Bekehrung?

10 3 18
                                    

E s war einige Wochen später als Gidi die Handelskarawane zum Fort Defiance begleiten wollte um ihre Post abzuholen.

Für gewöhnlich brachten die Diné die Post mit, doch die Weiße hatte das Bedürfnis, das Dorf zu verlassen und wieder einmal etwas anderes zu sehen. Nitsas-Ini, der die Reiselust seiner Frau kannte, ließ sie nur ungern ziehen, aber er hatte wichtige Dinge im Dorf zu tun und konnte sie diesmal nicht begleiten.

Die Reise zum Fort dauerte zwei Tage. Der Weg war zwar nicht so weit, aber unwirtlich und voller Überraschungen, da sie nie wussten, ob der letzte Regen und die damit verbundenen Wassermassen aus dem ausgetretenen Pfad nicht doch eine Geröllhalde gemacht hatte.

Gidi unterhielt sich lebhaft mit den Kriegern, die den Zug begleiteten und die gern mit der Häuptlingsfrau sprachen. Die meisten der Männer hatten die englische Sprache von ihr erlernt und man kannte sich gut.

Die Nacht wurde am gewohnten Rastplatz verbracht und obwohl sie mehrere Packpferde dabeihatten, kamen sie gut voran und erreichten am Abend des zweiten Tages das Fort.

Fort Defiance hatte sich in den letzten Jahren sehr verändert. Die Reiseroute Gallup – Tucson, hatte an Beliebtheit gewonnen. Immer mehr Menschen wollten im Fort rasten und darum hatte man mehrere neue Gebäude errichtet.

Neben einem Saloon, einem Hotel und einem Store gab es auch mehrere Privathäuser. Einige der Baracken waren abgerissen und die meisten Soldaten abgezogen worden und nur noch eine kleine Garnison war ständig im Fort stationiert.

Mayor Smith, seit einem denkwürdigen Tag mit Gidi befreundet, war versetzt und durch einen ihr fremden Soldaten ersetzt worden.

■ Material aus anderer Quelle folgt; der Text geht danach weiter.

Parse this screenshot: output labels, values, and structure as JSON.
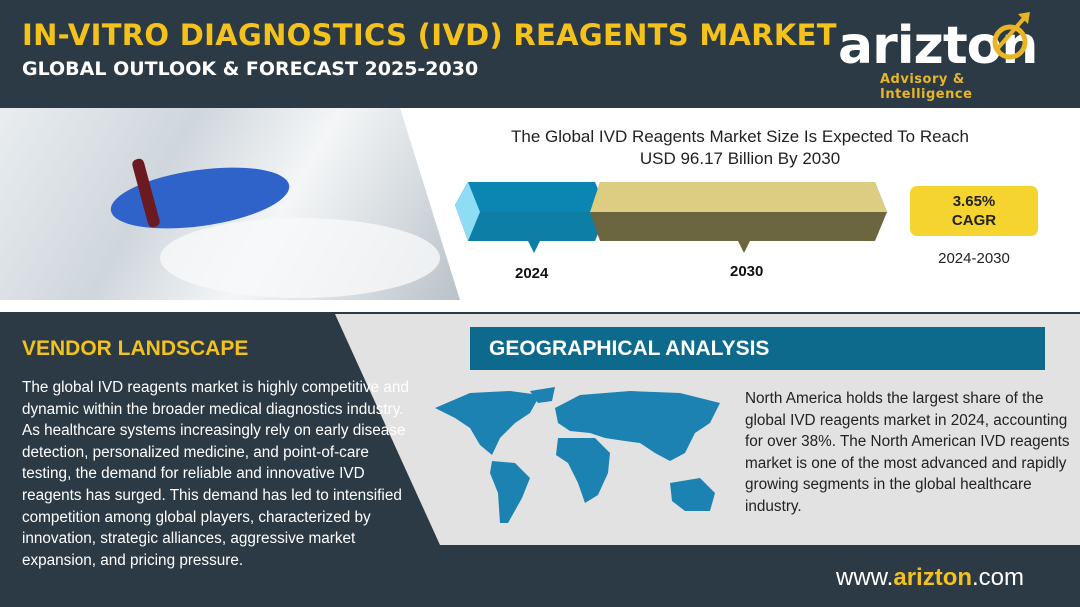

Gidi lagerte mit den Kriegern bei den handeltreibenden Diné. Diese hatten einiges zu erzählen. Eine der älteren Frauen nahm Gidi beiseite und warnte sie:

„Gidi, sei vorsichtig, wenn du die Post holst. Die Besatzung des Forts ist nicht mehr wie früher. Die Soldaten sind uns Indianern gegenüber aggressiver und misstrauischer geworden. Seit Mayor Smith nicht mehr hier ist, werden wir Händler nur noch geduldet."

Gidi aber war unbesorgt. Was sollte ihr schon passieren? Die Nacht verbrachte sie in einem der Zelte der Diné, um am Morgen direkt die Post abzuholen und dann mit den Männern wieder ins Dorf zurückzukehren.

Nach dem Frühstück machte sich die Weiße auf den Weg, während die Krieger die Pferde für den Rückritt vorbereiteten.

Das Büro des Postmeisters lag etwas abseits in einer der Baracken und beherbergte auch ein Telegrafenamt. Gidi kannte sich dort sehr gut aus, da sie mehrmals im Jahr ihre Post holte und Briefe aufgab.

An diesem Morgen saß ein ihr fremder Mann hinter dem Schreibtisch. Erstaunt schaute dieser auf die blonde Frau in Indianerkleidung.

Gidi stellte sich vor und fragte nach ihrer Post. Der Postler bat sie, einen Moment zu warten und verschwand im Hinterzimmer. Unterdessen hatte Gidi ihre Briefe auf den Schreibtisch gelegt und wunderte sich über das lange Ausbleiben des Mannes. Als dieser den Raum wieder betrat war er in Begleitung zweier Soldaten.

„Frau Bauer, Sie müssen keine Angst mehr haben. Sie sind hier bei uns sicher und brauchen nicht zurück zu den Indianern", sagte einer der Soldaten.

Verwirrt schaute sie diesen nun an.

„Aber warum sollte ich die Indianer verlassen wollen? Ich habe keine Angst vor diesen, ich liebe sie, sie sind meine Familie."

„Gehirnwäsche", nickte der zweite Soldat.

„Sie sind eine Weiße und gehören zu uns. Kommen Sie mit uns und Sie werden sehen, wie wohl Ihnen das Leben bei intelligenten Menschen tut."